O negro é discriminado duas vezes: pela condição social e pela cor da pele.
Um estudo do Instituto de Pesquisa Econômica Aplicada (Ipea) sobre racismo no
Brasil, divulgado ontem (17), revela que a possibilidade de um adolescente negro
ser vítima de homicídio é 3,7 vezes maior do que a de um branco. Segundo o
estudo, existe racismo institucional no país, expresso principalmente nas ações
da polícia, mas que reflete “o desvio comportamental presente em diversos
outros grupos, inclusive aqueles de origem dos seus membros”.
Intitulado
Segurança Pública e Racismo Institucional, o estudo faz parte do Boletim
de Análise Político-Institucional do Ipea e foi elaborado por pesquisadores
da Diretoria de Estudos e Políticas do Estado das Instituições e da Democracia
(Diest). “Ser negro corresponde a [fazer parte de] uma população de risco: a
cada três assassinatos, dois são de negros”, afirmam os pesquisadores Almir
Oliveira Júnior e Verônica Couto de Araújo Lima, autores do estudo.
Na
apresentação do trabalho, em entrevista coletiva na sede do Ipea em Brasília, o
diretor da Diest, Daniel Cerqueira, que, do Rio, participou do evento por meio
de videoconferência, apresentou outros dados que ratificam as conclusões da
pesquisa sobre o racismo institucional. Segundo ele, mais de 60 mil pessoas são
assassinadas a cada ano no Brasil, e “há um forte viés de cor/raça nessas
mortes”, pois “o negro é discriminado duas vezes: pela condição social e pela
cor da pele”. Por isso, questionou Cerqueira, “como falar em preservação dos
direitos fundamentais e democracia” diante desta situação?
Para
comprovar as afirmações, Cerqueira apresentou estatística demonstrando que as
maiores vítimas de homicídios no Brasil são homens jovens e negros, “numa
proporção 135% maior do que os não negros: enquanto a taxa de homicídios de
negros é de 36,5 por 100 mil habitantes.
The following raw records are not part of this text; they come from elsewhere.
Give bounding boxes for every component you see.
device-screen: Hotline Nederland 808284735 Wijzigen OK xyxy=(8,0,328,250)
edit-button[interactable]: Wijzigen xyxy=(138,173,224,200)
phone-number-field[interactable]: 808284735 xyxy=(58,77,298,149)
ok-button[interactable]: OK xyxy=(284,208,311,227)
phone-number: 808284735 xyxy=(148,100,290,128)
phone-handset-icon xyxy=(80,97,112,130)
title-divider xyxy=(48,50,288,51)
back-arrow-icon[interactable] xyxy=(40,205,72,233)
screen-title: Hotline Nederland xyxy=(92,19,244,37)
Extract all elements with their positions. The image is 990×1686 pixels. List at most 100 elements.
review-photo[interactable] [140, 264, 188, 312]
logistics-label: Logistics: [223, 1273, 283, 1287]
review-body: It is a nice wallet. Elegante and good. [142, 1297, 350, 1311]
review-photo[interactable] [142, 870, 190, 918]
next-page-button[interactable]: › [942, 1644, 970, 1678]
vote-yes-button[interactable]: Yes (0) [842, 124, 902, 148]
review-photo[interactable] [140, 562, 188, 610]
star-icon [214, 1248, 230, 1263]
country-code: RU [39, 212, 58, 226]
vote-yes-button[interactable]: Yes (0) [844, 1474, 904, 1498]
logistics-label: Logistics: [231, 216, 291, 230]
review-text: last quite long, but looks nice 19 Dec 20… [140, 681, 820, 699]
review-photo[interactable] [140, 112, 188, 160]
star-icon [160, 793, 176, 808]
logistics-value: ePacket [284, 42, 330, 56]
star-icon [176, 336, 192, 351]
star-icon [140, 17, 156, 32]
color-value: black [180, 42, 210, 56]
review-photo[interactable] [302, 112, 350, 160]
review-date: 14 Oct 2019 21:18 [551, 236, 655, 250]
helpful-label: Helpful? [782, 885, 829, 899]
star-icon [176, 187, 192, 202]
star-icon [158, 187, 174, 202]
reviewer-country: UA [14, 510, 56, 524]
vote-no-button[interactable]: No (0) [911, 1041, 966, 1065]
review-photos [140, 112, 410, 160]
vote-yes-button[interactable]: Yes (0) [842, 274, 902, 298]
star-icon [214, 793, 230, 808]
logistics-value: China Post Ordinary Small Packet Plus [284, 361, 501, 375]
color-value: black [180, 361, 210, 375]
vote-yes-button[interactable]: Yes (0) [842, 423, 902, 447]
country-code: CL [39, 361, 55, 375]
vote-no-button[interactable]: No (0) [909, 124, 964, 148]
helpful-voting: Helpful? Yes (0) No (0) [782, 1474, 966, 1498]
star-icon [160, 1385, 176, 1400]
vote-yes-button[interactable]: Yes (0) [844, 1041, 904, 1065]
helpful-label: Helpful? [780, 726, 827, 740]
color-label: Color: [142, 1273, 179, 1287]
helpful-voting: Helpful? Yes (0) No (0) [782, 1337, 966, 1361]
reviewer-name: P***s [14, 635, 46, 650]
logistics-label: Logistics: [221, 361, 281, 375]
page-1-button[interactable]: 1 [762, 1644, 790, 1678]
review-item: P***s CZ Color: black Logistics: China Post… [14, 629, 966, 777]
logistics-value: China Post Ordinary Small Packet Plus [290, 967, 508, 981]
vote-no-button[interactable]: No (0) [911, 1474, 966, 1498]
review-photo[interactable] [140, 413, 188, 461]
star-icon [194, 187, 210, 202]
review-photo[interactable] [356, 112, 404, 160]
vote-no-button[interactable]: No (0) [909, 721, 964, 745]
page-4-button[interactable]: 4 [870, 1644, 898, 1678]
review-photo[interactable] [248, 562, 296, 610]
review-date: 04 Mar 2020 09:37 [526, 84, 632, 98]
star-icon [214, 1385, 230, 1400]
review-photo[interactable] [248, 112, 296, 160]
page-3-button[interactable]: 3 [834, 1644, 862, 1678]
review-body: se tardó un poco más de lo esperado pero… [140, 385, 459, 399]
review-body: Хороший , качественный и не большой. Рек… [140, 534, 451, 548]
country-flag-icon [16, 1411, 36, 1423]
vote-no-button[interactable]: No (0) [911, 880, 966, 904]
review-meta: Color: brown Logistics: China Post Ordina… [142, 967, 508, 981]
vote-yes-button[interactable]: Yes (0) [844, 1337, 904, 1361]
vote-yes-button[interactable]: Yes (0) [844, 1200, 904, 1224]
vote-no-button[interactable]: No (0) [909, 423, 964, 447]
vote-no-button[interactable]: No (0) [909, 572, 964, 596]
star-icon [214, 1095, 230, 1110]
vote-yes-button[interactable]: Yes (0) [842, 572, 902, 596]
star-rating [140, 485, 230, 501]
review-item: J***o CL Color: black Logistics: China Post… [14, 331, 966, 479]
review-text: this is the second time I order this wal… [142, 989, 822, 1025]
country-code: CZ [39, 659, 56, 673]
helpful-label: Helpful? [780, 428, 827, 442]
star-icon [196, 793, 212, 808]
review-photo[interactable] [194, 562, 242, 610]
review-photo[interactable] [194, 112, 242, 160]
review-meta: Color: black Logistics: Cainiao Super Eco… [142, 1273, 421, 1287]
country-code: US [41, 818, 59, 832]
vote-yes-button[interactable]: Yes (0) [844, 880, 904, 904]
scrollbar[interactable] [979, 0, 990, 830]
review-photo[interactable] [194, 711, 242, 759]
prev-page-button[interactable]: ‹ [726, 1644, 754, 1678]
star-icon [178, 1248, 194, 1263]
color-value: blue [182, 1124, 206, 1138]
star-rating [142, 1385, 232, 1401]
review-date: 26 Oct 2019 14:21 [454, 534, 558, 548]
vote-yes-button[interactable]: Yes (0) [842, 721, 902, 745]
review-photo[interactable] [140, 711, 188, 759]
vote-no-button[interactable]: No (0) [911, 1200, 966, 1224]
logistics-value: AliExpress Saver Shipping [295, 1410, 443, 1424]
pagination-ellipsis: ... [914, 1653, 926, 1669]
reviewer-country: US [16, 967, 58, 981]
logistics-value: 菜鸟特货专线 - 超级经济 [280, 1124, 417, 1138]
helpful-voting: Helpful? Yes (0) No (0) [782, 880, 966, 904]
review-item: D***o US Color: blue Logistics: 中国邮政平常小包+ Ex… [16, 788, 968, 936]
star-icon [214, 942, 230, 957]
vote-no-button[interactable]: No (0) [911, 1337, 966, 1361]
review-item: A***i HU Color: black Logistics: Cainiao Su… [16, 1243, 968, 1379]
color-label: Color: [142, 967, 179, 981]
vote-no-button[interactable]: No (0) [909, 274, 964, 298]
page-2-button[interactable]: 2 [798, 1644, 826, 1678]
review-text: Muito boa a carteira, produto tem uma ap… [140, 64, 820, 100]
No caso de brancos, a relação é de
15,5 por 100 mil habitantes”.
A
cor negra ou parda faz aumentar em cerca de 8 pontos percentuais a
probabilidade de um indivíduo ser vítima de homicídio, indicam os dados
apresentados pelo diretor do Diest. Isso tem como consequência, segundo Daniel
Cerqueira, uma perda de expectativa de vida devido à violência letal 114% maior
para negros, em relação aos homicídios: “Enquanto o homem negro perde 1,73 ano
de expectativa de vida (20 meses e meio) ao nascer, a perda do branco é de 0,71
ano, o que equivale a oito meses e meio.”
Para
o pesquisador Almir de Oliveira Júnior, como dever constitucional, o Estado
deveria fornecer aos cidadãos, independentemente de sexo, idade, classe social
ou raça, uma ampla estrutura de proteção contra a possibilidade de virem a se
tornar vítimas de violência.
“Contudo, a segurança pública é uma das esferas da
ação estatal em que a seletividade racial se torna mais patente”, disse
Oliveira Júnior.
De
acordo com as estatísticas sobre a violência em que o estudo se baseou, esse é
um dos fatores que explicam por que, a cada ano, “uma maior proporção de jovens
negros, cada vez mais jovens, é assassinada”, acrescentou o pesquisador.
Segundo ele, enquanto nos anos 80 do século passado, a média de idade das
vítimas era 26 anos, hoje não passa de 20.